Toujours décalée, elle ne se sent pas à sa place. Aujourd'hui encore même dans cette chambre d'hôtel, même avec le respect qu'on lui a montré elle ne se sent pas à sa place, elle irait même mal parfois. Elle ne se sent bien qu'avec son frère, et dans l'eau. L'eau sa seule et unique passion. Si la réincarnation est véridique, lors de sa prochaine vie, elle sera un poisson, et elle pourra enfin vivre sans se sentir à part. Cela ne vous étonnera d'ailleurs pas de savoir que son livre préféré est la petite sirène d'Andersen. C'est sans doute puéril de sa part, mais parfois elle aimerait bien être capable d'aimer aussi innocemment que la petite sirène. Mais une chose est sûr elle est capable de tout sacrifier pour le bonheur de l'être aimé, même sa vie. Malheureusement le grand amour n'a pas encore tapé à sa porte. Il n'y a que Khaless.

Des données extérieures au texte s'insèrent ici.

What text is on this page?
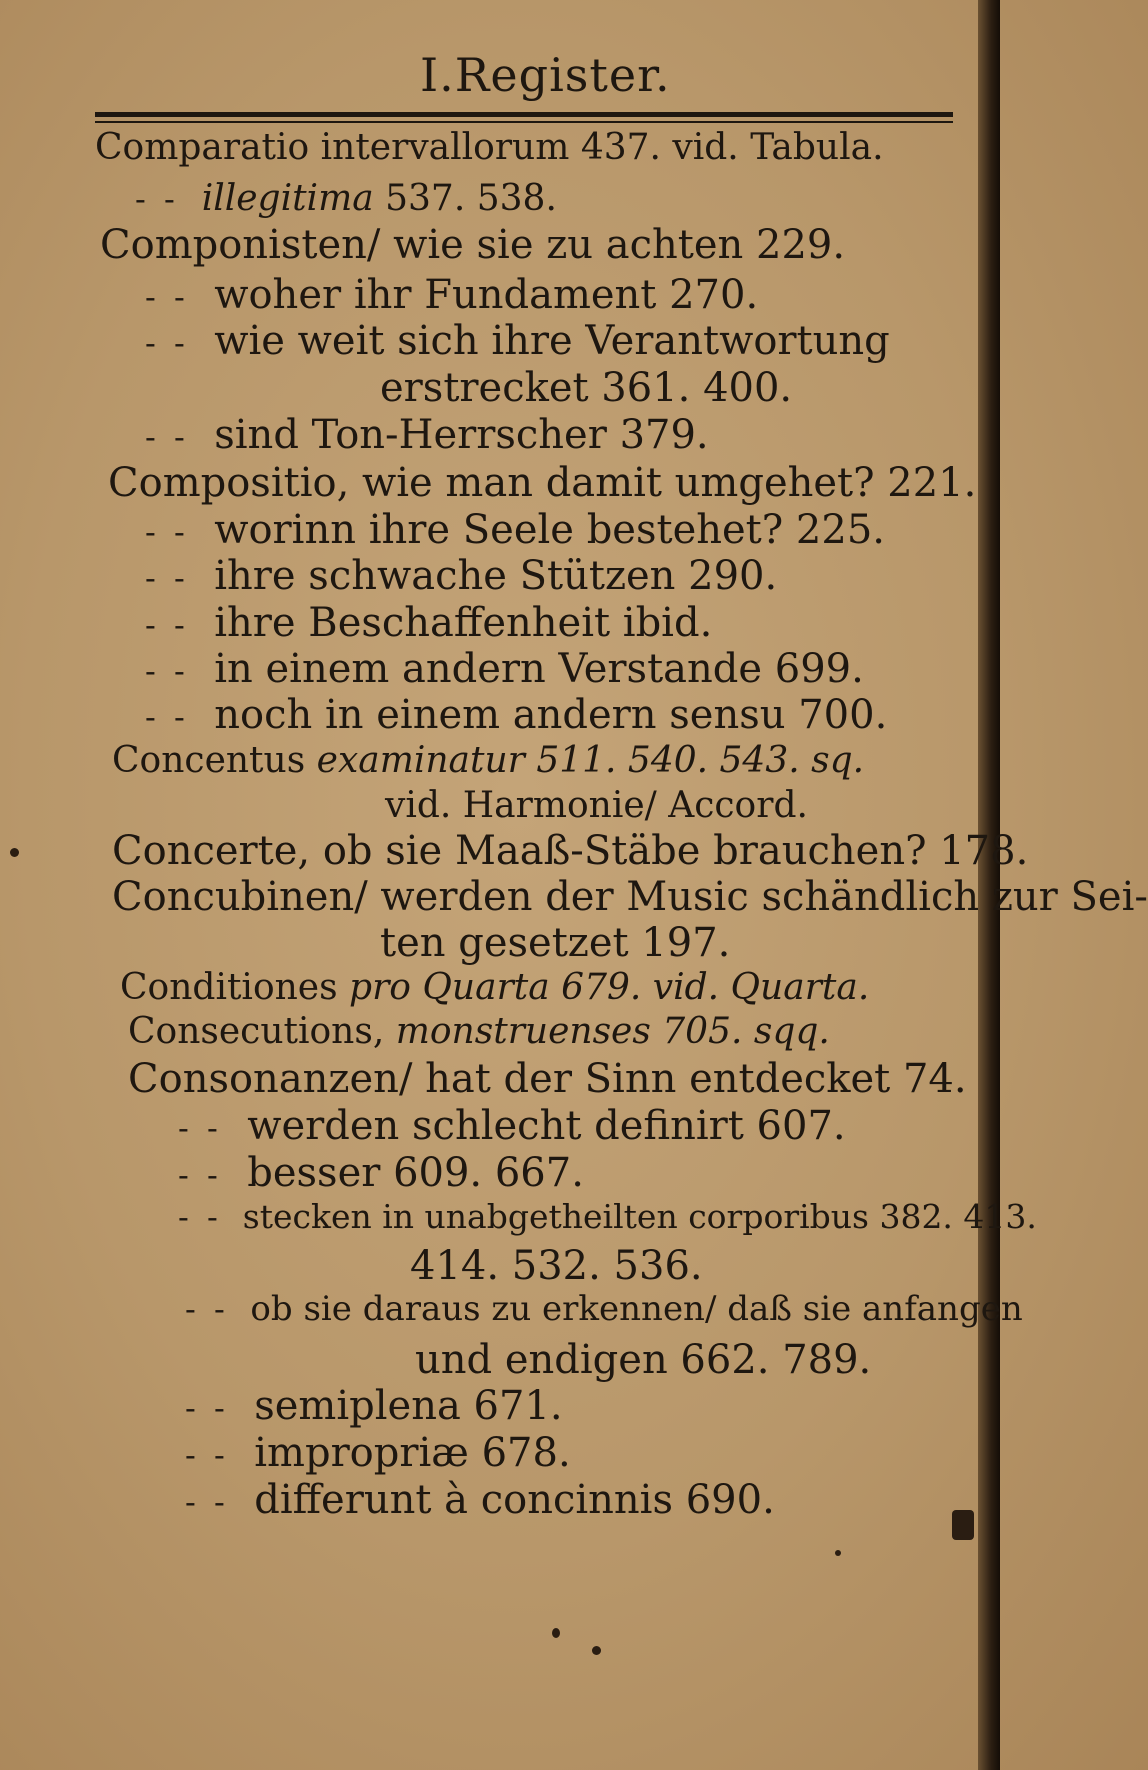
I.Register.
Comparatio intervallorum 437. vid. Tabula.
- - illegitima 537. 538.
Componisten/ wie sie zu achten 229.
- - woher ihr Fundament 270.
- - wie weit sich ihre Verantwortung
erstrecket 361. 400.
- - sind Ton-Herrscher 379.
Compositio, wie man damit umgehet? 221.
- - worinn ihre Seele bestehet? 225.
- - ihre schwache Stützen 290.
- - ihre Beschaffenheit ibid.
- - in einem andern Verstande 699.
- - noch in einem andern sensu 700.
Concentus examinatur 511. 540. 543. sq.
vid. Harmonie/ Accord.
Concerte, ob sie Maaß-Stäbe brauchen? 178.
Concubinen/ werden der Music schändlich zur Sei-
ten gesetzet 197.
Conditiones pro Quarta 679. vid. Quarta.
Consecutions, monstruenses 705. sqq.
Consonanzen/ hat der Sinn entdecket 74.
- - werden schlecht definirt 607.
- - besser 609. 667.
- - stecken in unabgetheilten corporibus 382. 413.
414. 532. 536.
- - ob sie daraus zu erkennen/ daß sie anfangen
und endigen 662. 789.
- - semiplena 671.
- - impropriæ 678.
- - differunt à concinnis 690.
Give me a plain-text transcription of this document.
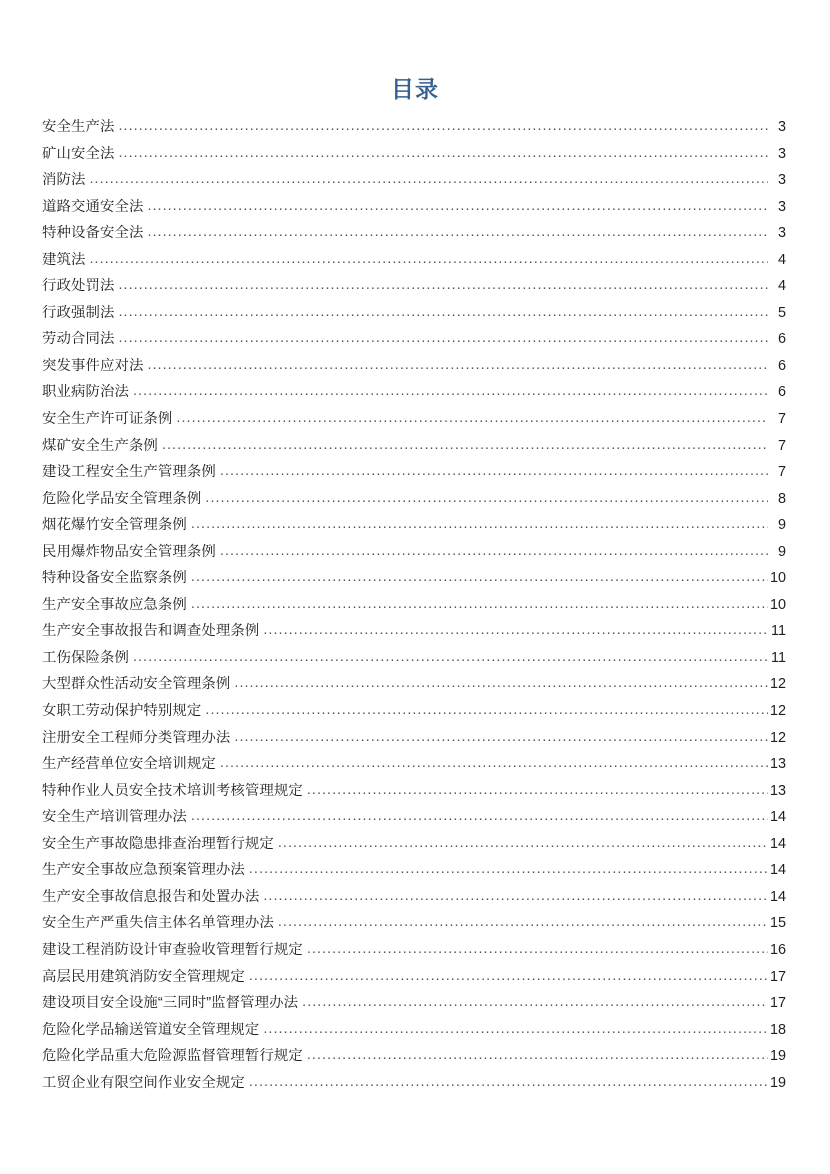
目录
安全生产法 .....	3
矿山安全法 .....	3
消防法 .....	3
道路交通安全法 .....	3
特种设备安全法 .....	3
建筑法 .....	4
行政处罚法 .....	4
行政强制法 .....	5
劳动合同法 .....	6
突发事件应对法 .....	6
职业病防治法 .....	6
安全生产许可证条例 .....	7
煤矿安全生产条例 .....	7
建设工程安全生产管理条例 .....	7
危险化学品安全管理条例 .....	8
烟花爆竹安全管理条例 .....	9
民用爆炸物品安全管理条例 .....	9
特种设备安全监察条例 .....	10
生产安全事故应急条例 .....	10
生产安全事故报告和调查处理条例 .....	11
工伤保险条例 .....	11
大型群众性活动安全管理条例 .....	12
女职工劳动保护特别规定 .....	12
注册安全工程师分类管理办法 .....	12
生产经营单位安全培训规定 .....	13
特种作业人员安全技术培训考核管理规定 .....	13
安全生产培训管理办法 .....	14
安全生产事故隐患排查治理暂行规定 .....	14
生产安全事故应急预案管理办法 .....	14
生产安全事故信息报告和处置办法 .....	14
安全生产严重失信主体名单管理办法 .....	15
建设工程消防设计审查验收管理暂行规定 .....	16
高层民用建筑消防安全管理规定 .....	17
建设项目安全设施“三同时”监督管理办法 .....	17
危险化学品输送管道安全管理规定 .....	18
危险化学品重大危险源监督管理暂行规定 .....	19
工贸企业有限空间作业安全规定 .....	19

De sa main manucurée elle touche son tatouage, celui des jumeaux et sourit. Cela fait longtemps qu’elle n’avait pas vu Khaless, mais elle n’a pas osé l’approcher. Que lui dire, qu’elle comprend, qu’elle est désolée. Non il n’y a rien à dire, juste des plaies à penser, mais le problème c’est que dans l’institut il y en aura d’autres qui auront besoin de soins, de plaies à penser, qu’elles soient physiques ou mentales. Alors elle se fera couturière des âmes en peine, elle essayera de toutes ses forces, jusqu’à ce que ça marche.
On n’a qu’une vie. Ne la gâchez pas.